Et tes jambes dorées que couvre la voilette
Des tapis de fleurs neuves en tes robes d’été,
Et tes seins devinés, ces beaux fruits d’oranger,
Ont des parfums éclos qui me bercent la tête.
Puis, au creux de ta vague a jailli l’océan
Où des soleils blancs s’en vont boire la nuit,
Et nos cendres ont mêlé dans l’ardeur et le sang
La rosée de tes lèvres et l’embrun de ma pluie.

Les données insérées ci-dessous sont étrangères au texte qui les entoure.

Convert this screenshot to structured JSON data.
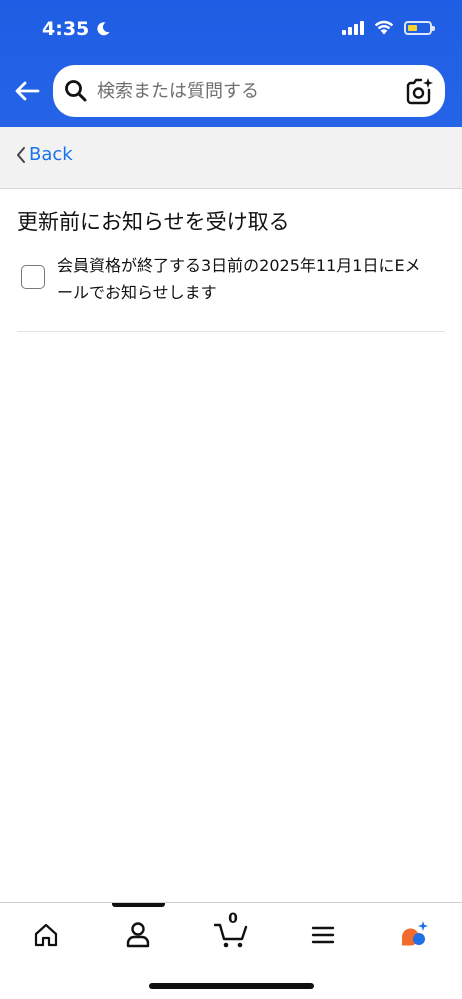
{
  "status_bar": {
    "time": "4:35",
    "icons": [
      "moon-icon",
      "cellular-signal-icon",
      "wifi-icon",
      "battery-icon"
    ],
    "battery_color": "#f6d32d"
  },
  "header": {
    "background_color": "#2563e7",
    "search": {
      "placeholder": "検索または質問する",
      "value": ""
    }
  },
  "back_bar": {
    "label": "Back",
    "link_color": "#1a73e8"
  },
  "main": {
    "title": "更新前にお知らせを受け取る",
    "checkbox": {
      "checked": false,
      "label": "会員資格が終了する3日前の2025年11月1日にEメールでお知らせします"
    }
  },
  "bottom_nav": {
    "items": [
      {
        "name": "home",
        "icon": "home-icon"
      },
      {
        "name": "account",
        "icon": "person-icon",
        "selected": true
      },
      {
        "name": "cart",
        "icon": "cart-icon"
      },
      {
        "name": "menu",
        "icon": "menu-icon"
      },
      {
        "name": "rufus",
        "icon": "ai-assistant-icon"
      }
    ],
    "cart_count": "0",
    "accent_colors": {
      "orange": "#f26b2c",
      "blue": "#1f6fe5"
    }
  }
}
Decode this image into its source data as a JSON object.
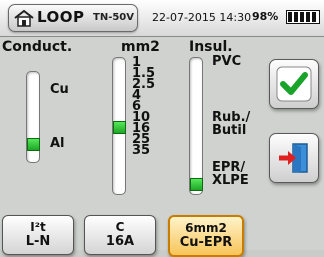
{
  "header": {
    "title": "LOOP",
    "system": "TN-50V",
    "datetime": "22-07-2015 14:30",
    "battery": "98%",
    "home_icon": "home-icon",
    "battery_icon": "battery-icon"
  },
  "columns": {
    "conductor": {
      "title": "Conduct.",
      "options": [
        "Cu",
        "Al"
      ],
      "selected": "Al"
    },
    "section": {
      "title": "mm2",
      "options": [
        "1",
        "1.5",
        "2.5",
        "4",
        "6",
        "10",
        "16",
        "25",
        "35"
      ],
      "selected": "6"
    },
    "insulation": {
      "title": "Insul.",
      "options": [
        "PVC",
        "Rub./",
        "Butil",
        "EPR/",
        "XLPE"
      ],
      "selected": "EPR/XLPE"
    }
  },
  "actions": {
    "confirm_icon": "checkmark-icon",
    "exit_icon": "exit-door-icon"
  },
  "tabs": [
    {
      "line1": "I²t",
      "line2": "L-N"
    },
    {
      "line1": "C",
      "line2": "16A"
    },
    {
      "line1": "6mm2",
      "line2": "Cu-EPR",
      "active": true
    }
  ],
  "colors": {
    "selected_indicator": "#2ecb36",
    "active_tab": "#f6c45a"
  }
}
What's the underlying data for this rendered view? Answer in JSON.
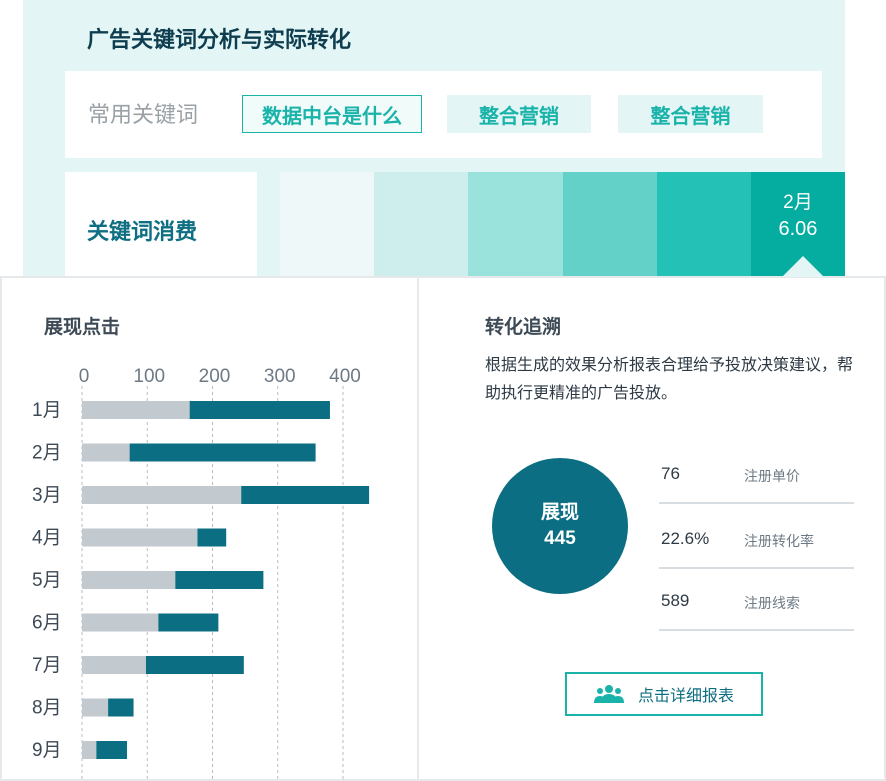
{
  "header": {
    "title": "广告关键词分析与实际转化"
  },
  "keywords": {
    "label": "常用关键词",
    "tags": [
      "数据中台是什么",
      "整合营销",
      "整合营销"
    ],
    "accent": "#1ab3aa"
  },
  "cost": {
    "label": "关键词消费",
    "active_month": "2月",
    "active_value": "6.06",
    "heat_colors": [
      "#eff8f9",
      "#cdeeed",
      "#9ae2dc",
      "#63d1c8",
      "#24c1b6",
      "#04ada0"
    ]
  },
  "impressions": {
    "title": "展现点击",
    "chart_data": {
      "type": "bar",
      "orientation": "horizontal",
      "stacked": true,
      "categories": [
        "1月",
        "2月",
        "3月",
        "4月",
        "5月",
        "6月",
        "7月",
        "8月",
        "9月"
      ],
      "ticks": [
        0,
        100,
        200,
        300,
        400
      ],
      "xlim": [
        0,
        400
      ],
      "grid": true,
      "series": [
        {
          "values": [
            165,
            73,
            244,
            177,
            143,
            117,
            98,
            40,
            22
          ],
          "color": "#c2cad0"
        },
        {
          "values": [
            215,
            285,
            196,
            44,
            135,
            92,
            150,
            39,
            47
          ],
          "color": "#0b6e82"
        }
      ]
    }
  },
  "conversion": {
    "title": "转化追溯",
    "description": "根据生成的效果分析报表合理给予投放决策建议，帮助执行更精准的广告投放。",
    "circle_label": "展现",
    "circle_value": "445",
    "metrics": [
      {
        "value": "76",
        "label": "注册单价"
      },
      {
        "value": "22.6%",
        "label": "注册转化率"
      },
      {
        "value": "589",
        "label": "注册线索"
      }
    ],
    "button_label": "点击详细报表",
    "primary_color": "#0b6e82"
  }
}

Je t’aimerai comme le vent aime la terre
Caressant tes silences et brûlant mes fureurs ;
Je me reposerai ivre d’aube et d’hiver
Dans tes yeux et ton flanc où dort une lueur.
19 octobre 1994
29/Nous nous réveillerons
Nous émergerons de l’Equinoxe d’airain
Comme d’un bain profond dans le sombre Styx,
Nous nous réveillerons sur des plages d’onyx
Sous des fraîcheurs de lys, un berceau de matin :
Roses neuves, nappes blanches, palais de printemps…
30/Les calmes jardins
M’arrachant à l’effroi de ce monde sans liesse
Je reviens en rêvant refouler le perron
Et les calmes jardins d’une ancienne jeunesse
Où vacille le jour sur les vieux bassins ronds
31/Ma Flibuste
Ô ma flibuste, ô mes voiles déchirées,
Et mes douces envies de violence
Dérivant, mortes, en déshérence,
Loin de ces grèves tant désirées !
La mer aux mèches d’ouragan se libère,
Passe, livide et noyé, un autre jour,
La mort du jour se voulant nécessaire,
Sur mon front délavé d’improbables amours !
32/Eparses
1
Ces orages guettés au cœur de mille hivers
Guerroyant vers la nuit en sombres carrousels…
2
Nous étions de ceux-là amoureux du Sublime
Nous étions de ceux-là à l’égal des Rois.
3
Et les saisons passaient, effleurant les courtines.
4
Formes minérales de ce qui doit être,
Albâtre blême d’où l’on voit naître,
Arrachées, souffertes, les lignes idéales…
5
Ô fille des Dieux et gardienne des pierres,
(De ce sol païen subjugué par la croix),
La toge blanche de ton adolescence
Seyait si bien à la noble innocence
Qui te glorifia du nom de la Lumière.
6
Le silence revient à ceux-là qui soupirent
Aux lèvres de la nuit, l’impuissance des mots !
7
Les morts, couchés dans la terre humide et noire,
Le linceul rabattu,
Suaient et s’agitaient d’un pénible Néant...
8
Les vestiges du jour
Le temps s’arrêtera devant l’ultime porte : Lumineuse comme la Vérité, elle s’ouvre sur un sanctuaire doré sans mémoire et sans attente, sur des jardins radieux comme un paysage de Campanie ou de Toscane, où les vestiges du jour ressuscitent au cœur d’un été infini.